Apparently losing your head doesn't have to mean losing your mind. At least, not if you're a worm.

In the July issue of The Journal of Experimental Biology, researchers from Tufts University studied memory regeneration in a small, yellow flatworm known as a planarian. The results show that when a planarian's head is decapitated, it can grow it back -- along with the memories inside -- within two weeks.

"I suspect what we are seeing here is an example of the information storage and processing capabilities of all cells and tissues," researcher Michael Levin told CBSNews.com. The study was led by Tal Shomrat, a post-doctoral student in Levin's lab.

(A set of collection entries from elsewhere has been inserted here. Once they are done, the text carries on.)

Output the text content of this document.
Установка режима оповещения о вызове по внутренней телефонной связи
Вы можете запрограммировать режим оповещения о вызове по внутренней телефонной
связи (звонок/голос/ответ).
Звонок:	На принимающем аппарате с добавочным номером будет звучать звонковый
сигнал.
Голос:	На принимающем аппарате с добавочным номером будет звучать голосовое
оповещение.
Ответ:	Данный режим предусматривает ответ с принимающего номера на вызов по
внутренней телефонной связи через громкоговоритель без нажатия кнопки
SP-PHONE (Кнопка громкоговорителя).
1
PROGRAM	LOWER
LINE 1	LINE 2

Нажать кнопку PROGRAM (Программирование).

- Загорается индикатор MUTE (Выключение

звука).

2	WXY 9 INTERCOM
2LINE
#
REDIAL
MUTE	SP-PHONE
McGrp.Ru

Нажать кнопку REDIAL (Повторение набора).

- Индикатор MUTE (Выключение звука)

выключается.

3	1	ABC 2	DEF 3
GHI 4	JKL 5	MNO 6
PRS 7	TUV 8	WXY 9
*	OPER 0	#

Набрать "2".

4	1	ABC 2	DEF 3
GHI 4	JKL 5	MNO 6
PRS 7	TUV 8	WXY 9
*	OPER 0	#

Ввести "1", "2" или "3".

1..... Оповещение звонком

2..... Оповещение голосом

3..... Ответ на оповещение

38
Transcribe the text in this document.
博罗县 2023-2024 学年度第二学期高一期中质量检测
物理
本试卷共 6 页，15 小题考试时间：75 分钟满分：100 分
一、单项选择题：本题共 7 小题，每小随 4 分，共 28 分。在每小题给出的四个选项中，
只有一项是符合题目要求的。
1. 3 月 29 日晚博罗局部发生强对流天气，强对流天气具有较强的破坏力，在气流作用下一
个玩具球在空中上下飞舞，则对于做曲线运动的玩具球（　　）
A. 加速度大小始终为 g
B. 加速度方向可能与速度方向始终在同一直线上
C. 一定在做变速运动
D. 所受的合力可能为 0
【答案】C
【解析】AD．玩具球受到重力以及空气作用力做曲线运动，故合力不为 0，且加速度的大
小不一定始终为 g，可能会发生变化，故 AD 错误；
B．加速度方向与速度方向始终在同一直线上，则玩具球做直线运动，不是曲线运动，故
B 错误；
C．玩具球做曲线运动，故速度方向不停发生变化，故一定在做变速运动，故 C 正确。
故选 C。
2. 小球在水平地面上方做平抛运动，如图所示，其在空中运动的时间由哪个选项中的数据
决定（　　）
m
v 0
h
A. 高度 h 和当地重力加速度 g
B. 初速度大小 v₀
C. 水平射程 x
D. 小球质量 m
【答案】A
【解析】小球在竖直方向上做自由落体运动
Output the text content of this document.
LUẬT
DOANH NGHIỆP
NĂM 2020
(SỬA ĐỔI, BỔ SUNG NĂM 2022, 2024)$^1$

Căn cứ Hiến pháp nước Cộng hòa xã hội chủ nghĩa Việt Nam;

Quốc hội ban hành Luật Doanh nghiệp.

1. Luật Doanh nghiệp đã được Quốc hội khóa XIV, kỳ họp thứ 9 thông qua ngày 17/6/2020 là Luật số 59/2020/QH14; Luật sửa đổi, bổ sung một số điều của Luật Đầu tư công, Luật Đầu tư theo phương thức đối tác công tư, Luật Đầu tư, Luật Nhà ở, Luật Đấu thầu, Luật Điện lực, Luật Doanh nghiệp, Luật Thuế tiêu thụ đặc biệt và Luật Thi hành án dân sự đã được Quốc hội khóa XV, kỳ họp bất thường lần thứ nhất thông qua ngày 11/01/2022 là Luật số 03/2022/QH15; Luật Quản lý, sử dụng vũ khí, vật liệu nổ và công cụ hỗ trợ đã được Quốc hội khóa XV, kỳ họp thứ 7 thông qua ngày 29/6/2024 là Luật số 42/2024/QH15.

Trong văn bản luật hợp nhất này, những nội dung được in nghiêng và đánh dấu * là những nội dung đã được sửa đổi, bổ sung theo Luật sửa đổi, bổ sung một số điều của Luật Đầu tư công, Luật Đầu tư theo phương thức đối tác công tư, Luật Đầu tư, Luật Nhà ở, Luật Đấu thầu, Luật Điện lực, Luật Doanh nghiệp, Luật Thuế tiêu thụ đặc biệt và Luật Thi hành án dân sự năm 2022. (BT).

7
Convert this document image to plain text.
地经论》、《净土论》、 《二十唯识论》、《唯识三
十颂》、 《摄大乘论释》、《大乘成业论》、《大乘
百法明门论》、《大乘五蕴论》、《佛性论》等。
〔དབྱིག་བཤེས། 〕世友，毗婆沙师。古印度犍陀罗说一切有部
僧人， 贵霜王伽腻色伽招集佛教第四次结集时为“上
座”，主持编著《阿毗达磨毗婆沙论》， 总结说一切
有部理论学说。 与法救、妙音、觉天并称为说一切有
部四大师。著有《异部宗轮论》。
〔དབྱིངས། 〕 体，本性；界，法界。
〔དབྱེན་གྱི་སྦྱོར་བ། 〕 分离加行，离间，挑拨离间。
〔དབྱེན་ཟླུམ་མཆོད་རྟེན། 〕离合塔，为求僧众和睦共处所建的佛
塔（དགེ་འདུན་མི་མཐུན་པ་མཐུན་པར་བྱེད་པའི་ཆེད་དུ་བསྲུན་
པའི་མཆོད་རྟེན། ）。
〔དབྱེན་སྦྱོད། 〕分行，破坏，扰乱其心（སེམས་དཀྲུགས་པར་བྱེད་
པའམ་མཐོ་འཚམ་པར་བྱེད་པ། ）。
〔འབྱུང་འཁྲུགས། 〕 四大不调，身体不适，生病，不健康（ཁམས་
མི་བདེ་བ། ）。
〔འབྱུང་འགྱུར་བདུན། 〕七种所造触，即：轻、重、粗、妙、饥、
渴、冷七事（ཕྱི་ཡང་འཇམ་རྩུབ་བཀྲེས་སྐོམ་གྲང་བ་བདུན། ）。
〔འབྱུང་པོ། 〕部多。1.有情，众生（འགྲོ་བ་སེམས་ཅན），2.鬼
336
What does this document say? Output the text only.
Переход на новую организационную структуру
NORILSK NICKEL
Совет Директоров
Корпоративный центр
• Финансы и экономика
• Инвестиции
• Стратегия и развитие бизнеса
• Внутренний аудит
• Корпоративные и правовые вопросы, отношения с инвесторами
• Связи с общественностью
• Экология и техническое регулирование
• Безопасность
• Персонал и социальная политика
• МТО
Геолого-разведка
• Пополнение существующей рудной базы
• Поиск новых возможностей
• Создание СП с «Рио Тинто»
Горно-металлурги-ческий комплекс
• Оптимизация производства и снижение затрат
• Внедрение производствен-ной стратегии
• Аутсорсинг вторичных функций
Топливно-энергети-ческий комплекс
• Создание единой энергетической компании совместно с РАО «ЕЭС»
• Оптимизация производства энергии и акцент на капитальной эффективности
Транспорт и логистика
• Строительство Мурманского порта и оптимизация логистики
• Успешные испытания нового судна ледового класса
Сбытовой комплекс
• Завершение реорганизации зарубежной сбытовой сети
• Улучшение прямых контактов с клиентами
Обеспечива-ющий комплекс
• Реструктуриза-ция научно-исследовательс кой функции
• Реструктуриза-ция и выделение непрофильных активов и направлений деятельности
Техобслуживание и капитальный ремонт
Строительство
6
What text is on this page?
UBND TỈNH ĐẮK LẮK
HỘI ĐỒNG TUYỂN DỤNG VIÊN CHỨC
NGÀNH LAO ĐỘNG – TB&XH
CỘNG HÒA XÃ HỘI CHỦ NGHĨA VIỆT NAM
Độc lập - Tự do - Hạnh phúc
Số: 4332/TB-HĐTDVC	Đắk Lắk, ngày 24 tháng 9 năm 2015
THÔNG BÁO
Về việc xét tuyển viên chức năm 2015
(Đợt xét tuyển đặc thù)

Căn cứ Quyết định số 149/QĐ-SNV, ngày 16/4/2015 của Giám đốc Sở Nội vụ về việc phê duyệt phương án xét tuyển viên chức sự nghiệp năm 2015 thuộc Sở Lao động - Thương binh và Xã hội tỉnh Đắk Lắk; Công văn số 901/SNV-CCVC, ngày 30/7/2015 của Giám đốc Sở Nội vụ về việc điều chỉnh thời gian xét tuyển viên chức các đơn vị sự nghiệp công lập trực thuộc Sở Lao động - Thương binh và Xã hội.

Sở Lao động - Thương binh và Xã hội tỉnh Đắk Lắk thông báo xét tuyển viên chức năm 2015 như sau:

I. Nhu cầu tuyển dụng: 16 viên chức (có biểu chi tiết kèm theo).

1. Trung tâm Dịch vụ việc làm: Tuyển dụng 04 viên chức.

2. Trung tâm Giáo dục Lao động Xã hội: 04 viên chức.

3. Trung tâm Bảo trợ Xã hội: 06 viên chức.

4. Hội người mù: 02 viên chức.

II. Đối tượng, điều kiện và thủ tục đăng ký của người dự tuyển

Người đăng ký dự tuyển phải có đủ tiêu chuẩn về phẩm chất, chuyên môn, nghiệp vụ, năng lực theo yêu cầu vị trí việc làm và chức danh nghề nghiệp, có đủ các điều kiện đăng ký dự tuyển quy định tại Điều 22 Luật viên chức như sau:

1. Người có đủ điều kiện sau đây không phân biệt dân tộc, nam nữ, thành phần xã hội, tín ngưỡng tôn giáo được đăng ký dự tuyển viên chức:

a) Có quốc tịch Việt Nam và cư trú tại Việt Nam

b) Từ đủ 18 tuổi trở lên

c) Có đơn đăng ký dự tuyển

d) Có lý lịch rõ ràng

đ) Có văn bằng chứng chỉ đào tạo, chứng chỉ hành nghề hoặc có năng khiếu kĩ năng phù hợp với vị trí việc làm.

To test the memory of the planaria, the researchers trained the worms to overcome their fears of open space and bright lights as they searched for food in a petri dish. After the worms were trained, the researchers decapitated them and waited for the worms to grow new heads.

Once the head and brain regenerated, researchers found it only takes one brush-up lesson to help the worm relearn its previous skills. After decapitation, the worms that had been trained were able to overcome the fears faster than the ones that had not been trained. They needed a lesson, but the memories came back once stimulated.

While this could suggest that the planaria's memories are stored elsewhere than the brain, it is also possible that the original brain alters the nervous system, which in turn alters the regenerated brain. Understanding the exact mechanisms will require further research.

"The implications are that learned information can be stored in tissues outside the brain, and that this information can be imprinted upon newly regenerating brains. We do not know how much of this extends to humans, although these worms are not primitive creatures -- they have a true centralized brain and many similarities to the human body-plan and genome," Levin said.

Down the road, he added, this research could help with treatments for degenerative disease.

"When an adult brain with 60 years of memories has a substantial portion replaced with new stem cell progeny, what happens to the memories and personality of that individual? No one knows yet; we must begin to find out, using model systems like these planaria," he said.